The pharmacokinetics of Acetaminophen Injection have been studied in patients and healthy subjects up to 60 years old. The pharmacokinetic profile of Acetaminophen Injection has been demonstrated to be dose proportional in adults following administration of single doses of 500, 650, and 1,000 mg.
The maximum concentration (Cmax ) occurs at the end of the 15-minute intravenous infusion of Acetaminophen Injection. Compared to the same dose of oral acetaminophen, the Cmax following administration of Acetaminophen Injection is up to 70% higher, while overall exposure (area under the concentration time curve [AUC]) is very similar.
Pharmacokinetic parameters of Acetaminophen Injection (AUC, Cmax , terminal elimination half-life [T½ ], systemic clearance [CL], and volume of distribution at steady state [Vss]) following administration of a single intravenous dose of 15 mg/kg in children and adolescents and 1,000 mg in adults are summarized in Table 5.

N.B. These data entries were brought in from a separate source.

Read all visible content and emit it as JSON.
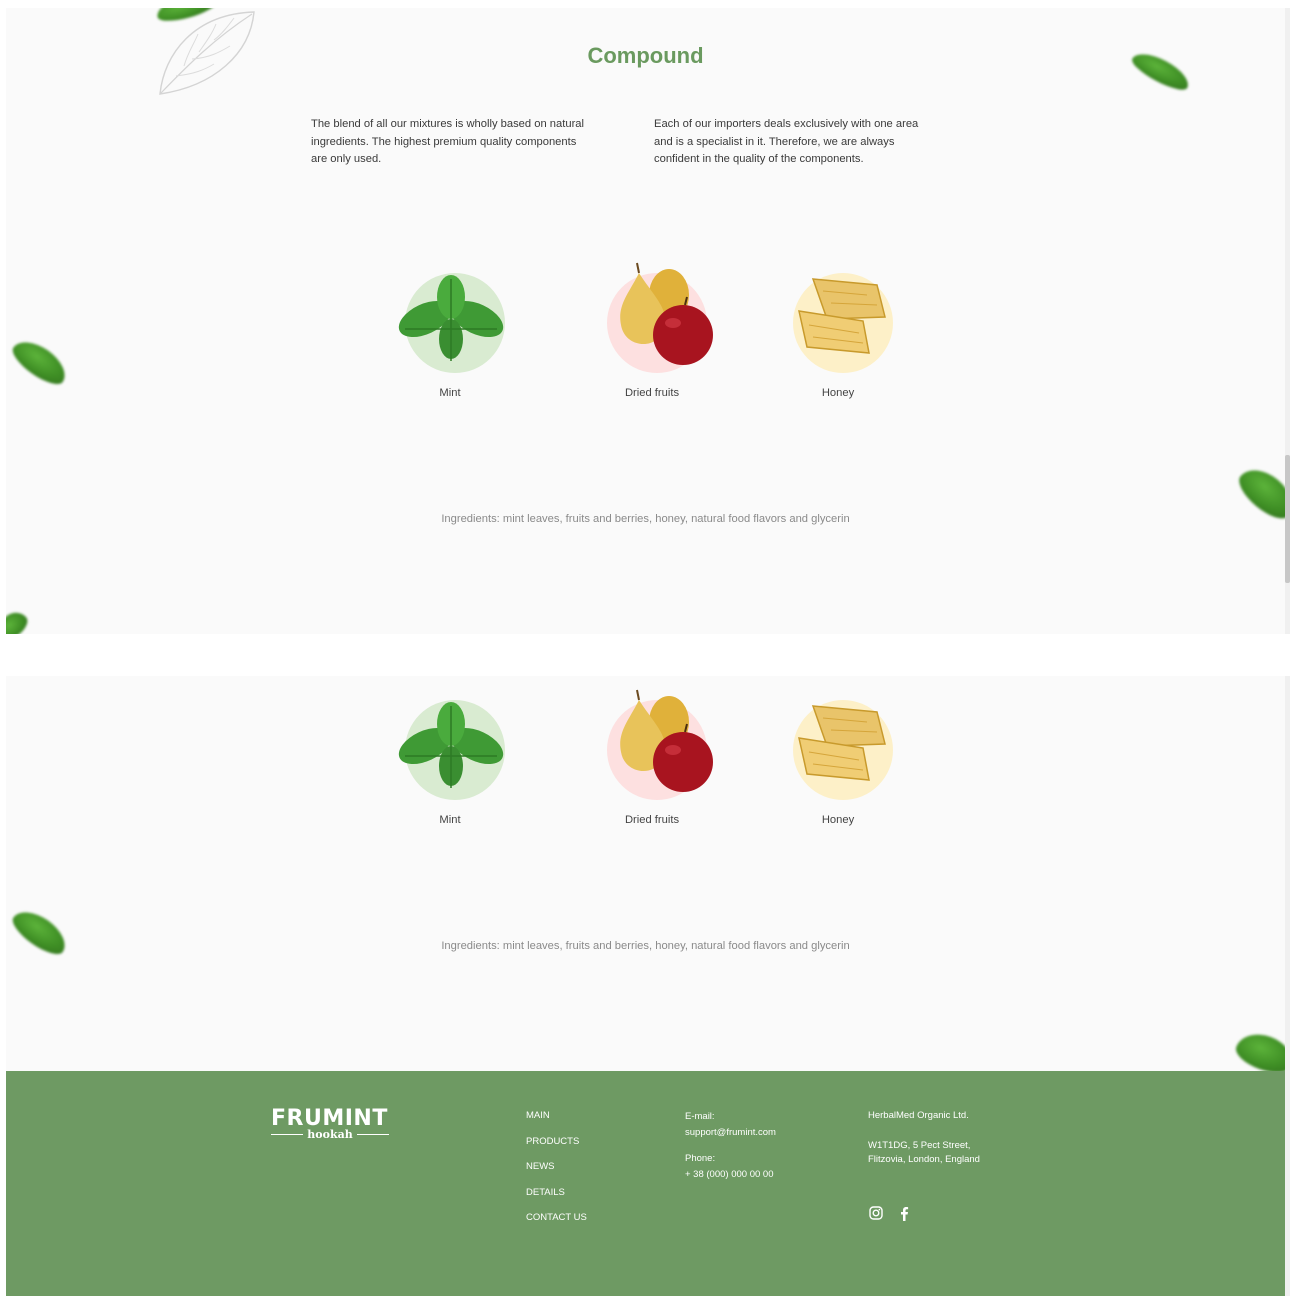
{
  "compound": {
    "title": "Compound",
    "intro_left": "The blend of all our mixtures is wholly based on natural ingredients. The highest premium quality components are only used.",
    "intro_right": "Each of our importers deals exclusively with one area and is a specialist in it. Therefore, we are always confident in the quality of the components."
  },
  "ingredients": [
    {
      "label": "Mint",
      "icon": "mint-icon",
      "circle_color": "#d9ebd1"
    },
    {
      "label": "Dried fruits",
      "icon": "dried-fruits-icon",
      "circle_color": "#fde0e0"
    },
    {
      "label": "Honey",
      "icon": "honey-icon",
      "circle_color": "#fdf0c8"
    }
  ],
  "ingredients_line": "Ingredients: mint leaves, fruits and berries, honey, natural food flavors and glycerin",
  "footer": {
    "logo_main": "FRUMINT",
    "logo_sub": "hookah",
    "nav": [
      "MAIN",
      "PRODUCTS",
      "NEWS",
      "DETAILS",
      "CONTACT US"
    ],
    "email_label": "E-mail:",
    "email_value": "support@frumint.com",
    "phone_label": "Phone:",
    "phone_value": "+ 38 (000) 000 00 00",
    "company": "HerbalMed Organic Ltd.",
    "address_line1": "W1T1DG, 5 Pect Street,",
    "address_line2": "Flitzovia, London, England",
    "social": [
      "instagram-icon",
      "facebook-icon"
    ]
  },
  "colors": {
    "brand_green": "#6e9a63",
    "title_green": "#6a9a5f",
    "panel_bg": "#fafafa"
  }
}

|AUC0-6h (mcg × h/mL)||Cmax (mcg/mL)||T½ (h)||CL(L/h/kg)||Vss(L/kg)|
|Children||38 (8)||29 (7)||3.0 (1.5)||0.34 (0.10)||1.2 (0.3)|
|Adolescents||41 (7)||31 (9)||2.9 (0.7)||0.29 (0.08)||1.1 (0.3)|
|Adults||43 (11)||28 (21)||2.4 (0.6)||0.27 (0.08)||0.8 (0.2)|
The concentrations of acetaminophen observed in neonates greater than 32 weeks gestational age at birth treated with 12.5 mg/kg dose are similar to infants, children and adolescents treated with a 15 mg/kg dose, and similar to adults treated with a 1,000 mg dose.
At therapeutic levels, binding of acetaminophen to plasma proteins is low (ranging from 10% to 25%). Acetaminophen appears to be widely distributed throughout most body tissues except fat.